Immobilier : le viager va-t-il ressusciter ?

Par Mathias Thépot  |   |  578  mots
La CDC compte par l'intermédiaire de son nouveau fonds, acquérir 400 logements en viager.
La Caisse des dépôts tente de remettre au goût du jour le viager pour subvenir aux besoins des petites retraites. Mais l’expérience reste encore très embryonnaire…

Jusqu'ici, lorsqu'on évoque le viager en France, on pense à Michel Serrault et à Michel Galabru dans le film de Pierre Tchernia, ou bien plus récemment à Jeanne Calment qui avait joué à son insu un bien mauvais tour à son notaire après lui avoir cédé sa maison en viager lorsqu'elle avait 90 ans... Celui-ci est même décédé avant elle !
Surtout, le viager est davantage perçu comme un mécanisme de spéculation sur la mort plutôt que comme une pratique utile à l'économie. Ainsi, actuellement, seulement "4.000 ventes en viager s'opèrent chaque année", estime Pierre-René Lemas, le directeur général de la Caisse des dépôts et consignations (CDC), le bras financier de l'Etat.

Un solution à des problèmes de la société française ?

Mais alors que la population vieillit (un tiers des Français auront plus de 60 ans en 2040), que la précarité des retraités augmente, que les prix de l'immobilier atteignent des niveaux élevés et que le marché du logement ancien se bloque, le prêt viager hypothécaire pourrait revenir sur le devant de la scène.
Concrètement, pour contracter ce type de prêt, le retraité, appelé crédit rentier, vend son bien à un prix réduit tout en continuant à l'occuper jusqu'à sa mort. L'usage et la propriété sont ainsi dissociés. La signature du contrat de vente est le moment où le crédit rentier reçoit de l'acquéreur un capital appelé bouquet, premier versement qui sera suivi d'une rente mensuelle perçue durant le reste de sa vie.

Débloquer le marché immobilier

En plus de subvenir aux besoins des retraités qui souhaitent être maintenus dans leur domicile jusqu'à leur mort, le viager permettrait de fluidifier le marché du logement. "Il faut trouver des moyens pour introduire de la fluidité dans notre société sclérosée par son capital immobilisé", justifie-t-on à la Caisse des dépôts.

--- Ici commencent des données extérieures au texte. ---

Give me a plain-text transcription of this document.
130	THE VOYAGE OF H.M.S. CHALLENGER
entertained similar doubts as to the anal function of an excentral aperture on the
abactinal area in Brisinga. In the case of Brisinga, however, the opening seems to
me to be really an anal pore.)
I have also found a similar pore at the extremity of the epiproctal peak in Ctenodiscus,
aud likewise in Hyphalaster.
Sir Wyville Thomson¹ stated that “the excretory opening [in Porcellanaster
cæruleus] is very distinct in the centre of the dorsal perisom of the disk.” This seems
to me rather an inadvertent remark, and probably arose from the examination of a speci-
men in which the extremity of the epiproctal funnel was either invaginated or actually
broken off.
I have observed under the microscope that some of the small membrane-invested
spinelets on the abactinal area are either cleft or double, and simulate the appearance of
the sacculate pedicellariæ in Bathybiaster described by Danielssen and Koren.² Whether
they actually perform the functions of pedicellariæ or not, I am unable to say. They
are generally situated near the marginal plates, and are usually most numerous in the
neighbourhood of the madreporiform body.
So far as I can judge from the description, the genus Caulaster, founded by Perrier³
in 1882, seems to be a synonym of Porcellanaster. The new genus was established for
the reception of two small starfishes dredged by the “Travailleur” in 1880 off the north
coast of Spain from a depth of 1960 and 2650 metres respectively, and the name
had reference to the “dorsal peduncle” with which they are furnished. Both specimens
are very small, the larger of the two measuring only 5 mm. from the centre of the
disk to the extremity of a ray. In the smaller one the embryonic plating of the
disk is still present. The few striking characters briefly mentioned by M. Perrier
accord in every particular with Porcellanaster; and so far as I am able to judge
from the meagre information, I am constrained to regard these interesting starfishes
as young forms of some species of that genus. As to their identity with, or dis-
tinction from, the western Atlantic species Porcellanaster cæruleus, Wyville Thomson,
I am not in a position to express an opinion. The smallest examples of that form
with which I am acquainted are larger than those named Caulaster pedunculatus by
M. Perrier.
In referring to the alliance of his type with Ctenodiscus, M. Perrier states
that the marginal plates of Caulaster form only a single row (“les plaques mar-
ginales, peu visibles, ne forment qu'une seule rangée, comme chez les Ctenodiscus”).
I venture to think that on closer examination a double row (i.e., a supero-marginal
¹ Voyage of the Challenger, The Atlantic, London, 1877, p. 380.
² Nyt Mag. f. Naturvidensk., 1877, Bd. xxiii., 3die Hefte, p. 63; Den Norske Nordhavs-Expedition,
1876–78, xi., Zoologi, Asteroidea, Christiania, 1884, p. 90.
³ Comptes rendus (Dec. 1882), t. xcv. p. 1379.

Toutes ces raisons ont incité la "vielle dame de la rue de Lille" à lancer un fonds nommé Certivia, pour l'instant doté de 120 millions d'euros, et qui rassemble une petite dizaine d'investisseurs institutionnels : la CNP Assurances, Suravenir, AG2R La Mondiale, Groupama, la Maif, la Macif, le Crédit Mutuel Nord Europe, ainsi qu'Unéo.
Le fonds devrait se porter acquéreur de 400 biens, soit un prix moyen de 300.000 euros. Une somme moyenne élevée qui se justifie par la localisation des biens acquis puisqu'ils seront situés en zones très tendues, c'est à dire en Ile-de-France, en Provence-Alpes-Côte d'Azur (Paca) et dans les centres villes des grandes métropoles.

Des bailleurs sociaux pour acheter en viager ?

Pas de quoi toutefois agir significativement sur le marché du logement français. Mais cette expérience en appelle d'autres, notamment dans le monde du logement social. Le viager serait en effet un moyen ingénieux pour faire passer des logements du secteur privé dans l'escarcelle du secteur conventionné si des bailleurs sociaux se portaient acquéreurs.

Pierre-René Lemas n'a d'ailleurs pas caché l'ambition des pouvoirs publics de développer ce type de mécanisme, même si des obstacles subsistent. "Les bailleurs sociaux qui pratiquent le viager de manière trop isolée avec peu de clients prendront de trop grands risques. D'où l'intérêt comme le fait la CDC de lancer un fonds qui par sa taille permet de lisser le risque statistique", indique un observateur avisé du logement en France.